Page MenuHomePhabricator

Import live wiki pages into MediaWiki-Vagrant
Closed, ResolvedPublic

Description

For testing various features in MediaWiki-Vagrant, realistic wiki pages are required. The obvious solution is to make it possible to copy pages from a production wiki. That raises a number of challanges:

  • large projects like Wikipedia tend to have super-complicated templates with complex dependency chains, requiring ParserFunctions and Scribunto and who knows what else to be installed on the local wiki if it needs to reparse the page. Even if all dependencies are installed, it is extremely slow, times out, runs out of memory etc.
  • wiki pages change all the time; we probably don't want to waste the time with updating on every puppet run or vagrant up, but we don't want to leave them years outdated either. (Yes, vagrant boxes should be cattle not pets and just rebuilt periodically, but a lot of people keep them around for a long time anyway.)
  • wiki pages can be rather large, not to mention the images, which makes it awkward to include them in the mediawiki/vagrant repo even if it is decided that local copies should not be updated frequently (e.g. for reproducibility reasons).
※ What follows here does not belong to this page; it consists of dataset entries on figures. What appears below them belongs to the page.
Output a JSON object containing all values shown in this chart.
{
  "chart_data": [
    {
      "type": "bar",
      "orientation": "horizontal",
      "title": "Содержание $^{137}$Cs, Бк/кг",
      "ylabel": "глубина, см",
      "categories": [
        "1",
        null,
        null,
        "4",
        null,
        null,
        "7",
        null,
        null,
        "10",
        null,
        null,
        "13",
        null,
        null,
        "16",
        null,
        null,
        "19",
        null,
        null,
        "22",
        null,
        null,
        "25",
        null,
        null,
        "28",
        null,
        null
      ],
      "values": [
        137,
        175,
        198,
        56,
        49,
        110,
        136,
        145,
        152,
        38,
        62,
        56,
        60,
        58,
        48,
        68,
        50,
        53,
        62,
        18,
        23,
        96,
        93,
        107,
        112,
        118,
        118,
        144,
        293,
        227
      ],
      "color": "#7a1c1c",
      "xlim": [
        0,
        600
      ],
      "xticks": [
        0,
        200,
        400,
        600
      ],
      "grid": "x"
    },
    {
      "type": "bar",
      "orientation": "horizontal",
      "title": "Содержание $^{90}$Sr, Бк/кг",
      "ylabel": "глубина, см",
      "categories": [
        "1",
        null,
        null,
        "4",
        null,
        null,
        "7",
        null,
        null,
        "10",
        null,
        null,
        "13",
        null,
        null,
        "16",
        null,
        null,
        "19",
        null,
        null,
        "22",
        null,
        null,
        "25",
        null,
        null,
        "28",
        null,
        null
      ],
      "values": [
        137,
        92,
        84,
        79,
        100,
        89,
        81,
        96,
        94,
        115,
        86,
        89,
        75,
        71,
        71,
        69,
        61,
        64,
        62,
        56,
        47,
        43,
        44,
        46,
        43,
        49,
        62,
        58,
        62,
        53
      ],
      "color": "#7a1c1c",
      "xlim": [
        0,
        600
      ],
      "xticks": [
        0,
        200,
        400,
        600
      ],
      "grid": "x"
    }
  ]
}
With those restrictions in mind, the best approach seems to be to create a command for copying a remote wiki page to a local wiki, optionally a given revision of the page (if we want to control update times), optionally leaving preparsing to the remote wiki (ie. fetching /wiki/ArticleName?action=raw&templates=expand or something equivalent). The command could either be a puppet resource or a vagrant argument, depending on the use-case: a puppet resource can be packaged together with roles and can auto-update (although some trickery will be needed if we want intelligent behavior like "update if it's older than a month" instead of just updating on every puppet run), while a vagrant command is more flexible as it does not need importable pages to be defined in the repo. The puppet version seems more useful but there is probably space for both.